I have a 2-D grid of nxn elements. In one iteration, I'm calculating the value of one element by averaging the values of its neighbors. That is:

    for(int i=0;i<n;i++)
        for(int j=0;j<n;j++)
            grid[i][j] = (grid[i-1][j] + grid[i][j-1] + grid[i+1][j] + grid[i][j+1])/4.0;

And I need to run the above nested loop for iter number of iterations. What I need is the following:

I need the threads to calculate this average, wait till all the threads have finished calculating and THEN update the grid in one go.
The loop with iter iterations will run sequentially, but during every iteration, the value of grid[i][j] for every i and j should be calculated in parallel.

In order to do that I have the following ideas and questions:

Maybe make grid shared and put a copy of the select 4 elements of the grid that is needed for calculating grid[i][j] by making only those 4 elements private to the thread. (Basically grid is shared by all threads, but there is a local copy of 4 iteration-specific elements in every thread too.) Is this possible?
Would a barrier be in fact needed for all the threads to finish and then start onto the next iteration?

I'm very new to the OpenMP way of thinking and I'm utterly lost in this simple problem. I'd be grateful if somebody could help resolve my confusion.

Solution

In practice, you'd want to have (much) fewer threads than grid points, so each thread will be calculating a whole bunch of points (for example, one row).

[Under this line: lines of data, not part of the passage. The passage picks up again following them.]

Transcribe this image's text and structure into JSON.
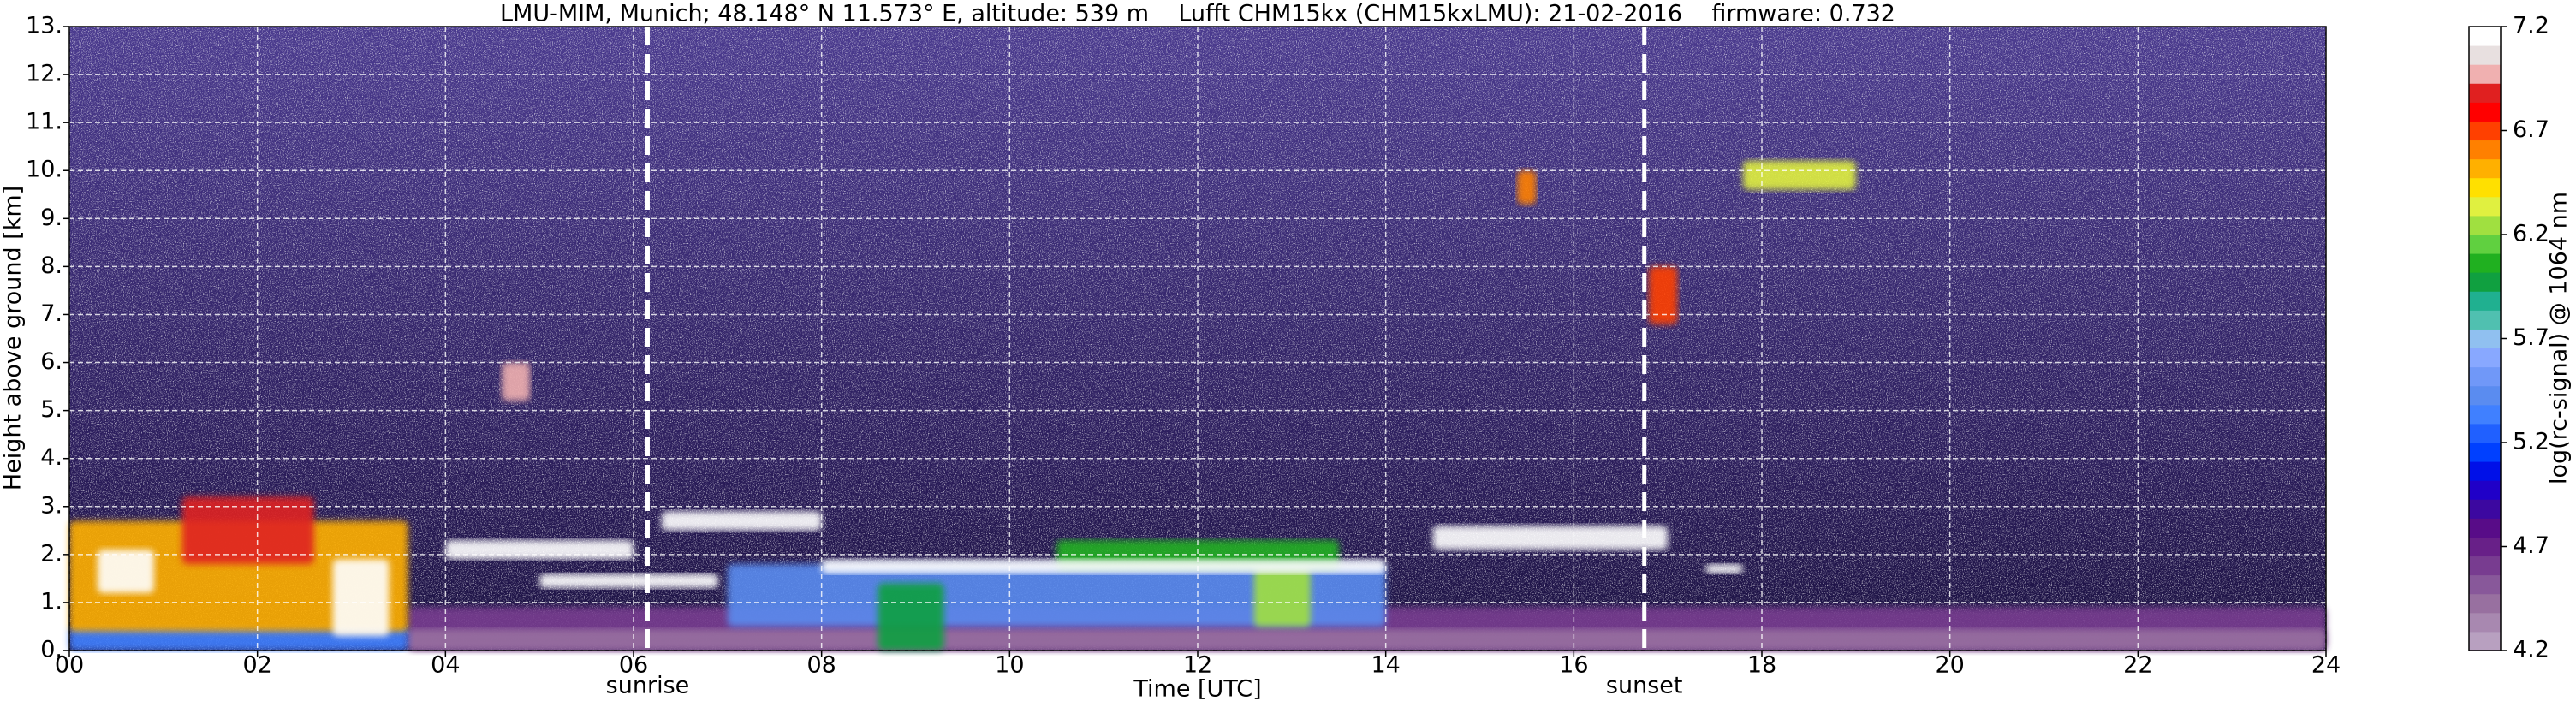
{
  "chart_data": {
    "type": "heatmap",
    "title": "LMU-MIM, Munich; 48.148° N 11.573° E, altitude: 539 m    Lufft CHM15kx (CHM15kxLMU): 21-02-2016    firmware: 0.732",
    "xlabel": "Time [UTC]",
    "ylabel": "Height above ground [km]",
    "colorbar_label": "log(rc-signal) @ 1064 nm",
    "xlim": [
      0,
      24
    ],
    "ylim": [
      0,
      13
    ],
    "xticks": [
      {
        "value": 0,
        "label": "00"
      },
      {
        "value": 2,
        "label": "02"
      },
      {
        "value": 4,
        "label": "04"
      },
      {
        "value": 6,
        "label": "06"
      },
      {
        "value": 8,
        "label": "08"
      },
      {
        "value": 10,
        "label": "10"
      },
      {
        "value": 12,
        "label": "12"
      },
      {
        "value": 14,
        "label": "14"
      },
      {
        "value": 16,
        "label": "16"
      },
      {
        "value": 18,
        "label": "18"
      },
      {
        "value": 20,
        "label": "20"
      },
      {
        "value": 22,
        "label": "22"
      },
      {
        "value": 24,
        "label": "24"
      }
    ],
    "yticks": [
      {
        "value": 0,
        "label": "0."
      },
      {
        "value": 1,
        "label": "1."
      },
      {
        "value": 2,
        "label": "2."
      },
      {
        "value": 3,
        "label": "3."
      },
      {
        "value": 4,
        "label": "4."
      },
      {
        "value": 5,
        "label": "5."
      },
      {
        "value": 6,
        "label": "6."
      },
      {
        "value": 7,
        "label": "7."
      },
      {
        "value": 8,
        "label": "8."
      },
      {
        "value": 9,
        "label": "9."
      },
      {
        "value": 10,
        "label": "10."
      },
      {
        "value": 11,
        "label": "11."
      },
      {
        "value": 12,
        "label": "12."
      },
      {
        "value": 13,
        "label": "13."
      }
    ],
    "grid": true,
    "clim": [
      4.2,
      7.2
    ],
    "cticks": [
      4.2,
      4.7,
      5.2,
      5.7,
      6.2,
      6.7,
      7.2
    ],
    "colorscale": [
      "#b8a0c0",
      "#a888b0",
      "#9870a0",
      "#88589a",
      "#783c90",
      "#682088",
      "#580c88",
      "#3c08a0",
      "#2000c8",
      "#0010e8",
      "#0040ff",
      "#2060ff",
      "#4080ff",
      "#5a8cf0",
      "#7098f8",
      "#88a8ff",
      "#90c0f0",
      "#50c0b0",
      "#20b090",
      "#10a040",
      "#20b020",
      "#60d040",
      "#a0e040",
      "#e0f040",
      "#ffe000",
      "#ffb000",
      "#ff8000",
      "#ff4000",
      "#ff0000",
      "#e02020",
      "#f0b0b0",
      "#e8e0e0",
      "#ffffff"
    ],
    "sun_lines": [
      {
        "x": 6.15,
        "label": "sunrise"
      },
      {
        "x": 16.75,
        "label": "sunset"
      }
    ],
    "regions": [
      {
        "t": [
          3.6,
          24
        ],
        "h": [
          0,
          0.9
        ],
        "value": 4.6
      },
      {
        "t": [
          3.6,
          24
        ],
        "h": [
          0,
          0.45
        ],
        "value": 4.4
      },
      {
        "t": [
          0,
          3.6
        ],
        "h": [
          0,
          0.5
        ],
        "value": 5.3
      },
      {
        "t": [
          0,
          3.6
        ],
        "h": [
          0.4,
          2.7
        ],
        "value": 6.5
      },
      {
        "t": [
          0.3,
          0.9
        ],
        "h": [
          1.2,
          2.1
        ],
        "value": 7.2
      },
      {
        "t": [
          1.2,
          2.6
        ],
        "h": [
          1.8,
          3.2
        ],
        "value": 6.9
      },
      {
        "t": [
          2.8,
          3.4
        ],
        "h": [
          0.3,
          1.9
        ],
        "value": 7.2
      },
      {
        "t": [
          7.0,
          14.0
        ],
        "h": [
          0.5,
          1.8
        ],
        "value": 5.4
      },
      {
        "t": [
          10.5,
          13.5
        ],
        "h": [
          1.7,
          2.3
        ],
        "value": 6.1
      },
      {
        "t": [
          8.6,
          9.3
        ],
        "h": [
          0,
          1.4
        ],
        "value": 6.0
      },
      {
        "t": [
          12.6,
          13.2
        ],
        "h": [
          0.5,
          1.7
        ],
        "value": 6.2
      },
      {
        "t": [
          4.0,
          6.0
        ],
        "h": [
          1.9,
          2.3
        ],
        "value": 7.2
      },
      {
        "t": [
          5.0,
          6.9
        ],
        "h": [
          1.3,
          1.6
        ],
        "value": 7.2
      },
      {
        "t": [
          6.3,
          8.0
        ],
        "h": [
          2.5,
          2.9
        ],
        "value": 7.2
      },
      {
        "t": [
          8.0,
          14.0
        ],
        "h": [
          1.6,
          1.9
        ],
        "value": 7.2
      },
      {
        "t": [
          14.5,
          17.0
        ],
        "h": [
          2.1,
          2.6
        ],
        "value": 7.2
      },
      {
        "t": [
          17.4,
          17.8
        ],
        "h": [
          1.6,
          1.8
        ],
        "value": 7.2
      },
      {
        "t": [
          4.6,
          4.9
        ],
        "h": [
          5.2,
          6.0
        ],
        "value": 7.0
      },
      {
        "t": [
          15.4,
          15.6
        ],
        "h": [
          9.3,
          10.0
        ],
        "value": 6.6
      },
      {
        "t": [
          16.8,
          17.1
        ],
        "h": [
          6.8,
          8.0
        ],
        "value": 6.7
      },
      {
        "t": [
          17.8,
          19.0
        ],
        "h": [
          9.6,
          10.2
        ],
        "value": 6.3
      }
    ]
  }
}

There is a certain overhead associated with starting OpenMP (or any other kind of) threads, and you program will be memory-bound rather than CPU-bound anyway. So starting a thread per grid point will defeat the whole purpose of parallelizing the computation. Hence, your idea #1 is not recommended (I am not quite sure I understood it correctly though; maybe this is not what you were proposing).
I would recommend (also pointed out by others in OP comments) you allocate twice the memory needed to store the grid values and use two pointers that are swapped between iterations: one points to memory holding previous iteration values that are read only, the other one to new iteration values that are write-only. Note that you will only swap the pointers, not actually copy the memory. After your iteration is done, you can copy the final result into desired location.

Yes, you need to synchronize threads between iterations, however in OpenMP this is usually done implicitly simply by opening a parallel region within the iteration loop (there is an implicit barrier at the end of a parallel region):

for (int iter = 0; iter < niter; ++iter)
{
    #pragma omp parallel
    {
        // get range of points for current thread
        // loop over thread's points and apply the stencil
    }
}

or, using a parallel for construct:

const int np = n*n;
for (int iter = 0; iter < niter; ++iter)
{
    #pragma omp parallel for
    for (int ip = 0; ip < np; ++ip)
    {
        const int i = ip / n;
        const int j = ip % n;
        // apply the stencil to [i,j]
    }
}

The second version will auto-distribute the work evenly between the available threads, which is most likely what you want. In the first you have to do it manually.